From Village Kid to Tech Millionaire: How I Built My Own Destiny

I was born in a village near Changsha, Hunan Province. My parents were factory workers.

I was never the smart kid—always ranked in the bottom 30% of my class.

In China, if you’re not good at school, people say you’re useless. I heard that a lot.

I failed math twice in junior high. My teachers didn’t even remember my name.

I wanted to dream big, but I didn’t believe I deserved it.

My gaokao score wasn’t good enough for any top-tier university.

I ended up at a third-tier college in Jiangxi Province—no one had even heard of it outside the region.

The day I left, my mom hugged me and whispered, “Don’t come home unless you can change your fate.”

In my college dorm, everyone smoked, played Honor of Kings, or complained about life.

I asked myself: What’s the difference between me and students at Tsinghua or Fudan?

I found a Baidu post from a senior at Zhejiang University saying: “If you want to learn coding, don’t wait. Just start. The internet has everything.”

I started learning Python through Bilibili videos and LeetCode.

At first, I couldn’t even understand basic loops. I cried once because I couldn’t solve a beginner problem.

But every day, I practiced. Solving just one more problem than yesterday.

My classmates were partying. I coded through Spring Festival.

I used to sneak into the library before it opened to get a seat with power and Wi-Fi.

On Zhihu, I messaged strangers asking about internships and how they got them.

After 1.5 years, I landed a remote internship with a small AI startup in Shenzhen.

My pay was ¥2000/month. I sent it all home.

The next summer, I got another internship in Hangzhou. They picked 2 people out of 500.

One was from Fudan. The other was me.

That internship paid ¥7000/month—more than my dad ever earned.

With my own hands, I paid for my final year tuition.

Back at college, I started a coding club and trained juniors for local algorithm contests.

I made everyone believe even rural students can beat Peking University kids in logic.

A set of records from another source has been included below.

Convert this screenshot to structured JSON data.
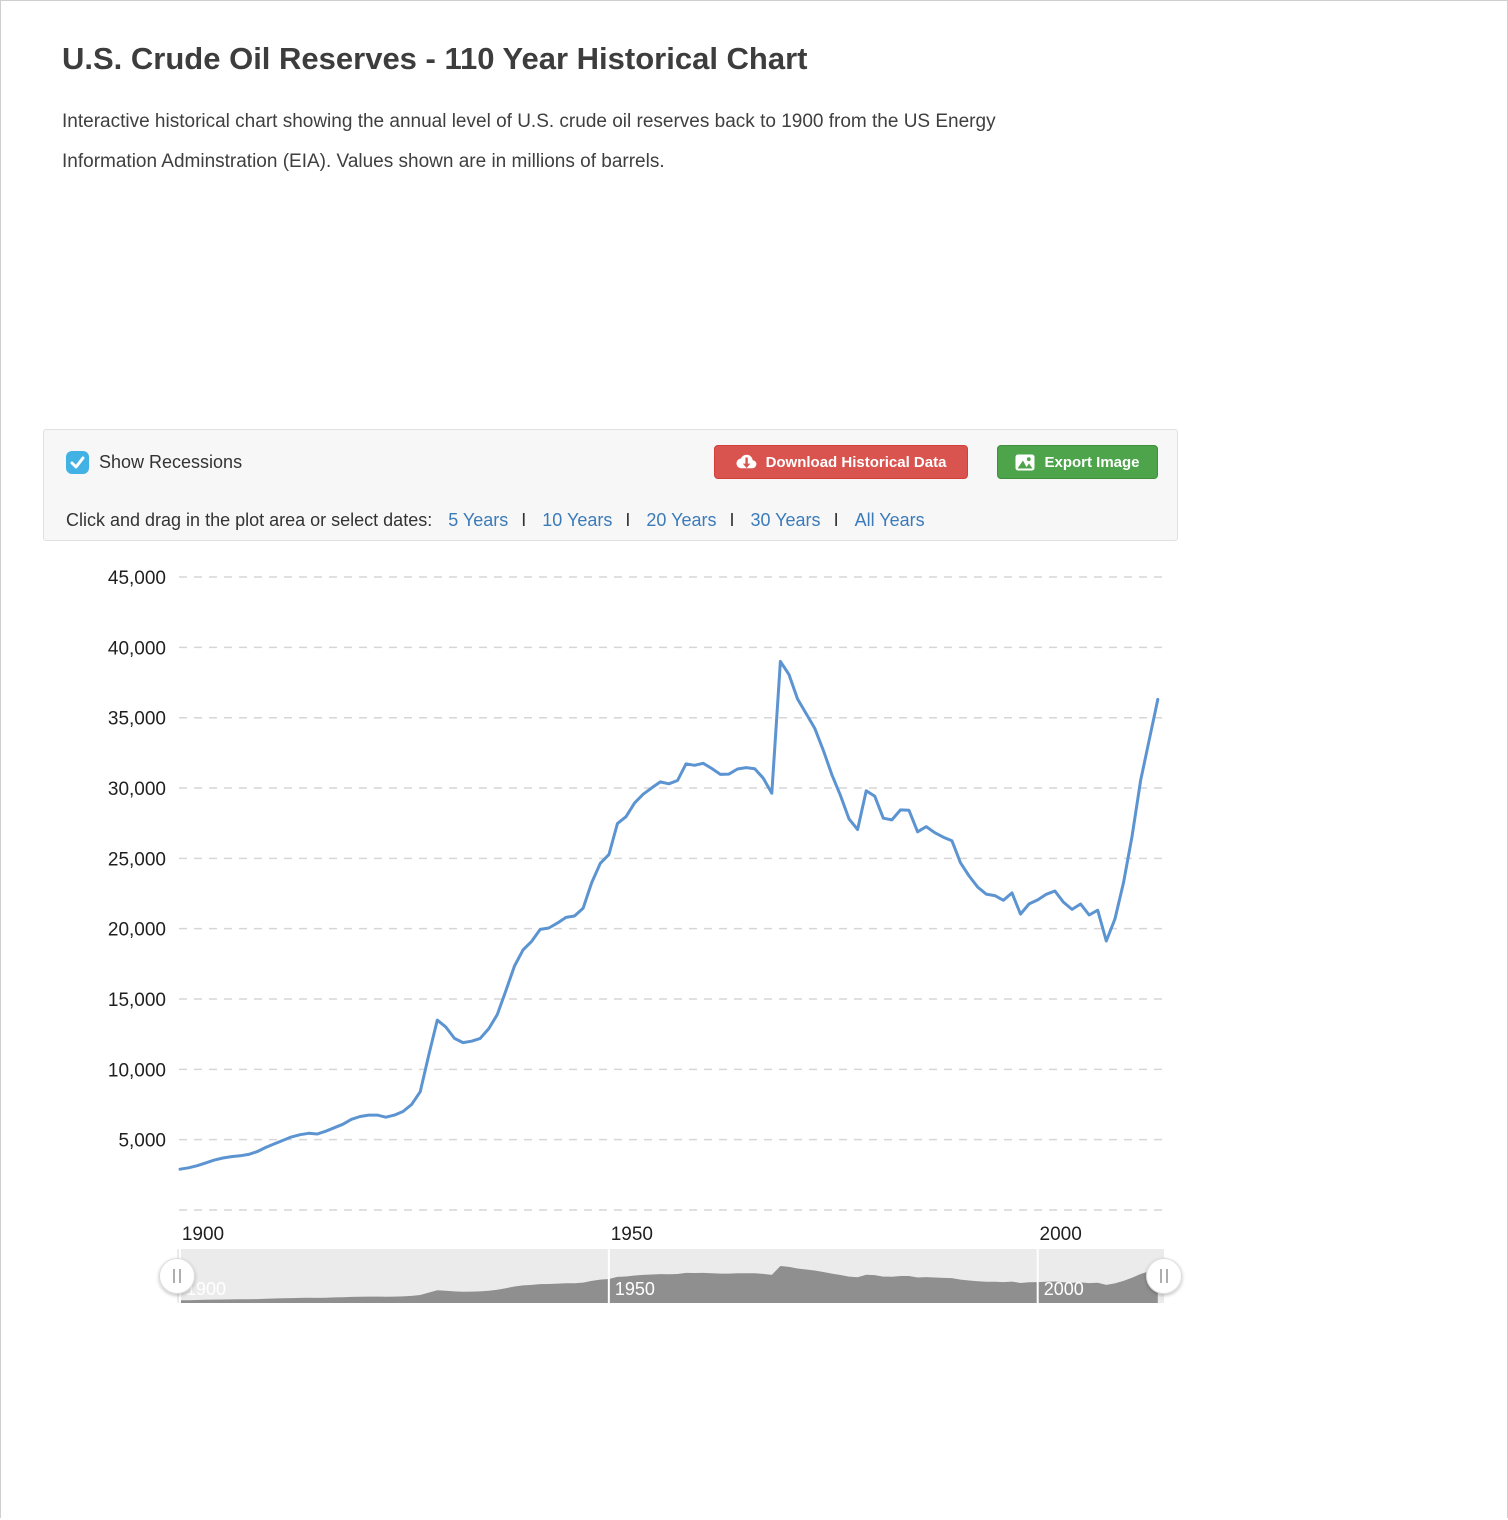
{
  "page": {
    "title": "U.S. Crude Oil Reserves - 110 Year Historical Chart",
    "description_line1": "Interactive historical chart showing the annual level of U.S. crude oil reserves back to 1900 from the US Energy",
    "description_line2": "Information Adminstration (EIA). Values shown are in millions of barrels."
  },
  "controls": {
    "show_recessions_label": "Show Recessions",
    "show_recessions_checked": true,
    "download_button_label": "Download Historical Data",
    "export_button_label": "Export Image",
    "range_prompt": "Click and drag in the plot area or select dates:",
    "range_links": [
      "5 Years",
      "10 Years",
      "20 Years",
      "30 Years",
      "All Years"
    ],
    "separator": "I"
  },
  "colors": {
    "line": "#5c94d1",
    "grid": "#d6d6d6",
    "axis_text": "#1f1f1f",
    "navigator_bg": "#ebebeb",
    "navigator_area": "#8f8f8f",
    "checkbox_blue": "#41b2e3",
    "download_red": "#d9534f",
    "export_green": "#4da44b",
    "link_blue": "#3b7bb9"
  },
  "chart_data": {
    "type": "line",
    "title": "U.S. Crude Oil Reserves - 110 Year Historical Chart",
    "series_name": "U.S. Crude Oil Reserves",
    "units": "millions of barrels",
    "x_start": 1900,
    "x_end": 2014,
    "frequency": "annual",
    "x": [
      1900,
      1901,
      1902,
      1903,
      1904,
      1905,
      1906,
      1907,
      1908,
      1909,
      1910,
      1911,
      1912,
      1913,
      1914,
      1915,
      1916,
      1917,
      1918,
      1919,
      1920,
      1921,
      1922,
      1923,
      1924,
      1925,
      1926,
      1927,
      1928,
      1929,
      1930,
      1931,
      1932,
      1933,
      1934,
      1935,
      1936,
      1937,
      1938,
      1939,
      1940,
      1941,
      1942,
      1943,
      1944,
      1945,
      1946,
      1947,
      1948,
      1949,
      1950,
      1951,
      1952,
      1953,
      1954,
      1955,
      1956,
      1957,
      1958,
      1959,
      1960,
      1961,
      1962,
      1963,
      1964,
      1965,
      1966,
      1967,
      1968,
      1969,
      1970,
      1971,
      1972,
      1973,
      1974,
      1975,
      1976,
      1977,
      1978,
      1979,
      1980,
      1981,
      1982,
      1983,
      1984,
      1985,
      1986,
      1987,
      1988,
      1989,
      1990,
      1991,
      1992,
      1993,
      1994,
      1995,
      1996,
      1997,
      1998,
      1999,
      2000,
      2001,
      2002,
      2003,
      2004,
      2005,
      2006,
      2007,
      2008,
      2009,
      2010,
      2011,
      2012,
      2013,
      2014
    ],
    "values": [
      2900,
      3000,
      3150,
      3350,
      3550,
      3700,
      3800,
      3850,
      3950,
      4150,
      4450,
      4700,
      4950,
      5200,
      5350,
      5450,
      5400,
      5600,
      5850,
      6100,
      6450,
      6650,
      6750,
      6750,
      6600,
      6750,
      7000,
      7500,
      8400,
      11000,
      13500,
      13000,
      12200,
      11900,
      12000,
      12200,
      12900,
      13900,
      15600,
      17350,
      18500,
      19100,
      19950,
      20050,
      20400,
      20800,
      20900,
      21450,
      23280,
      24649,
      25268,
      27468,
      27961,
      28945,
      29561,
      30012,
      30435,
      30300,
      30536,
      31719,
      31613,
      31758,
      31389,
      30970,
      30991,
      31352,
      31452,
      31377,
      30707,
      29632,
      39001,
      38063,
      36339,
      35300,
      34250,
      32682,
      30942,
      29486,
      27804,
      27051,
      29805,
      29426,
      27858,
      27735,
      28446,
      28416,
      26889,
      27256,
      26825,
      26501,
      26254,
      24682,
      23745,
      22957,
      22457,
      22351,
      22017,
      22546,
      21034,
      21765,
      22045,
      22446,
      22677,
      21891,
      21371,
      21757,
      20972,
      21317,
      19121,
      20682,
      23267,
      26544,
      30529,
      33414,
      36300
    ],
    "ylim": [
      0,
      45000
    ],
    "ytick_step": 5000,
    "yticks": [
      {
        "value": 45000,
        "label": "45,000"
      },
      {
        "value": 40000,
        "label": "40,000"
      },
      {
        "value": 35000,
        "label": "35,000"
      },
      {
        "value": 30000,
        "label": "30,000"
      },
      {
        "value": 25000,
        "label": "25,000"
      },
      {
        "value": 20000,
        "label": "20,000"
      },
      {
        "value": 15000,
        "label": "15,000"
      },
      {
        "value": 10000,
        "label": "10,000"
      },
      {
        "value": 5000,
        "label": "5,000"
      }
    ],
    "xticks": [
      1900,
      1950,
      2000
    ],
    "grid": "dashed-horizontal",
    "legend": "none",
    "navigator_labels": [
      "1900",
      "1950",
      "2000"
    ]
  }
}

I placed in the top 1% on Nowcoder’s national challenge.

Job offers came in: Tencent, Meituan, ByteDance. All for ¥350k to ¥400k CTC.

But I chose a tiny US-based startup with a ¥300k offer—because the CTO called me “the most curious candidate.”

I moved to Shanghai and lived in a 5-person apartment, coding 12 hours a day.

I didn’t care about food or clothes. I just wanted to build something meaningful.

After a year, they flew me to San Francisco.

The U.S. shocked me. Quiet streets. Clean parks. Free tap water.

I walked around Stanford campus with tears in my eyes.

The CEO took me under his wing. When he left to start something new, I followed.

I moved back to China and worked remotely from my hometown for a year.

I worked 16-hour days. My grandma made me soup between stand-up calls.

In 2020, they applied for my H-1B. I returned to the U.S., now as a founding engineer.

In 2023, the company IPO’d on Nasdaq. I watched the screen on Times Square with my name on it.

My stock options made me worth over $2 million overnight.

I bought my parents an apartment in Changsha and one for myself in California.

I married my long-distance girlfriend from Sichuan. We now have a son.

Every Chinese New Year, we fly business class back to visit family.

I angel invest in Chinese startups. I mentor college students on Zhihu.

My mother once said: “Others had destiny. You built yours.”

If you’re from a small town and think it’s over—remember this: starting late doesn’t mean finishing last.